For reference, I'm using the latest versions of both programs in nixpkgs/NixOS (lz4 1.9.4 and zstd 1.5.5), both of them compiled with `-march=znver1`, I used the `-1 --single-thread` options in zstd, all files were cached in memory and the dataset was `enwik9` as I mentioned.
Except for a compression level that is competitive with lz4, I didn't cherry-pick the above scenario, it's just what I had available at hand. The reason why I chose `enwik9` as a dataset is that I wanted something that could be referenced rather than just using some random files in my computer. I chose `enwik9` specifically because that's what is mentioned in the README of this LZAV project.
There are a few things to note:
1. For some reason, zstd uses around 145-150% CPU during compression and consistently uses 113% CPU during decompression, so the `--single-thread` option doesn't seem to be doing what it advertises [1]. This may be giving zstd an unfair advantage.
2. However, even taking into account the unfair 13% extra CPU usage, zstd is still coming out ahead in terms of decompression speed vs lz4.
3. Notably, I've used one of the "normal" zstd compression levels (level 1), in which zstd seems to beat lz4 at every metric. If I use one of the "fast" zstd compression levels, zstd could be even faster. For example, with level `--fast=1`, `zstd -d --single-thread` finishes in 1.24s on my machine compared to lz4's 1.95s.
4. Not to mention, if I use multiple threads for I/O and for compression, then zstd can compress faster than lz4 by an order of magnitude. Although of course, in one sense this is quite an unfair advantage, but on the other hand the lz4 CLI tool has no option to compress with multiple threads, so it is quite relevant in terms of usability.
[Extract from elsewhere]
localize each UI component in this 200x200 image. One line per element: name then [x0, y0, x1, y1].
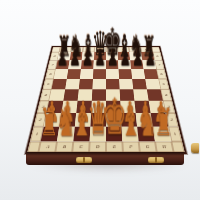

5. Interestingly, when I run the exact same benchmark in the exact same conditions on my AMD Zen 3 server rather than my Zen 1 laptop, then lz4 consistently decompresses almost 2x faster than zstd on this compression level. I'm not sure why there is such a large discrepancy.
My only guesses for the large discrepancy is that my Zen 1 laptop has the `RETBleed: Mitigation: untrained return thunk` CPU mitigation enabled in the Linux kernel, which can cause a very large performance degradation [2], as well as slightly different `Spectre v2` mitigations and 2x-16x smaller CPU caches, and perhaps this somehow affects lz4 more than zstd for some reason... (apparently the RETBleed mitigation is not necessary for Zen 3 CPUs).
[1] Adding `-T1` before `--single-thread` make no difference in either compression or decompression, but adding it after `--single-thread` makes no difference in decompression speed/CPU usage but it does makes compression even faster and use more CPU. My guess is that `-T1` is overriding `--single-thread` and using only one compression/decompression thread but using more threads for I/O.
You are comparing the zstd with asynchrounous I/O + multithreading against a single thread simple lz4 cli.
Additionally you're using some exotic and not representative hardware.
In theory, the only single thread decompression case where zstd can beats lz4 is when you have slow (reading) i/o.
lz4 & zstd are mostly used as libraries and real benchmarks are not considering I/O or multithreading.
This is what I'm getting with TurboBench & enwik9. lz4 decompressing 2,8x faster than zstd.
C Size ratio% C MB/s D MB/s Name
356828015 35.7 400.71 1557.59 zstd 1
416874817 41.7 312.31 1967.66 lzav
509199084 50.9 630.78 4395.08 lz4 1
Download TurboBench [1] from [2] and make the tests on your machine.